Signature et ratification par la Suisse du Protocole facultatif à la Convention sur l'élimination de toutes les formes de discrimination à l'égard des femmes
Texte déposé
Le Conseil fédéral est prié d'entreprendre toutes les démarches nécessaires afin de signer et de ratifier au plus vite le Protocole facultatif à la Convention sur l'élimination de toutes les formes de discrimination à l'égard des femmes.
Développement
Le 27 mars 1997, la Suisse ratifiait la Convention
sur l'élimination de toutes les formes de discrimination à l'égard
des femmes, qui est donc entrée en vigueur, pour notre
pays, le 16 avril 1997.
Or, vingt ans après la conclusion de cette convention, le
10 décembre 1999, journée internationale des droits
humains, un protocole facultatif à la convention a été ouvert à la
signature. Ce protocole additionnel doit permettre aux victimes
de discrimination sexuelle, agissant à titre individuel
ou collectif, de déposer des plaintes pour discrimination
auprès de l'organe chargé du suivi de la convention,
dans les cas où les possibilités de recours interne
ont été épuisées. Il doit également
permettre au Comité pour l'élimination de la discrimination à l'égard
des femmes d'ouvrir des enquêtes sur les situations où les
droits des femmes font l'objet de violations graves ou systématiques.

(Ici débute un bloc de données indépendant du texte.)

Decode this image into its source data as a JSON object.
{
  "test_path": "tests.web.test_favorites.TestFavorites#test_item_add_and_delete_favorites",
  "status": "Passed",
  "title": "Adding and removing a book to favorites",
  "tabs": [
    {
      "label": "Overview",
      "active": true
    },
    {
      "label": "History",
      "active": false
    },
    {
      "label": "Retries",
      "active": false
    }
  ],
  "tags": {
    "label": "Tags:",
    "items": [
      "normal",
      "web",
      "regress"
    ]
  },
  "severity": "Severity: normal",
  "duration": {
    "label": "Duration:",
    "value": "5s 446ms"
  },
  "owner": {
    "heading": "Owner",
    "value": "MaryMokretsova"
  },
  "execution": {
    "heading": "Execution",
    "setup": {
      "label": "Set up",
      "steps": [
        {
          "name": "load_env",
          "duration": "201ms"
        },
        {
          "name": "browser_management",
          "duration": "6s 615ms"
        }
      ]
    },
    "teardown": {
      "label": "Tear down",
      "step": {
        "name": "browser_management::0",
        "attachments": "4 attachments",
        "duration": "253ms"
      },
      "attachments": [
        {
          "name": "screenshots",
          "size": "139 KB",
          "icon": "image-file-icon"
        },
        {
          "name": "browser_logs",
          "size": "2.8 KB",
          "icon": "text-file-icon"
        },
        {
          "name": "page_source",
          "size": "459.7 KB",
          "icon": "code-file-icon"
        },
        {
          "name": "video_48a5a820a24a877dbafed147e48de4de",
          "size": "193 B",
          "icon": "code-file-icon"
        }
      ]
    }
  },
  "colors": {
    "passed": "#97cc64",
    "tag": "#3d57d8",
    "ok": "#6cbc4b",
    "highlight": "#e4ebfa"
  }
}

En mars de cette année, 33 pays avaient signé le
protocole facultatif mais, si les procédures de ratification
ont été entreprises dans quelques pays, il faut que
dix pays au moins le ratifient pour qu'il puisse entrer en vigueur.
Cinq ans après la Conférence mondiale des femmes
de Pékin, à l'heure où l'égalité est
loin d'être réalisée dans la plupart des pays
du globe et alors que la situation des femmes est particulièrement
difficile dans nombre de pays, il serait souhaitable que la Suisse
manifeste son souci de voir l'égalité - qu'elle a
inscrit, au chapitre des droits fondamentaux, à l'article
8 de sa constitution - s'étendre dans le monde en entreprenant,
au plus vite, les démarches nécessaires à la
signature et à la ratification du protocole facultatif.
Prise de position du Conseil fédéral 22-11-2000
Le 6 octobre 1999, l'Assemblée générale des
Nations Unies adoptait le texte du Protocole facultatif à la
Convention du 18 décembre 1979 sur l'élimination
de toutes les formes de discrimination à l'égard
des femmes (RS 0.108), relatif aux communications de particuliers.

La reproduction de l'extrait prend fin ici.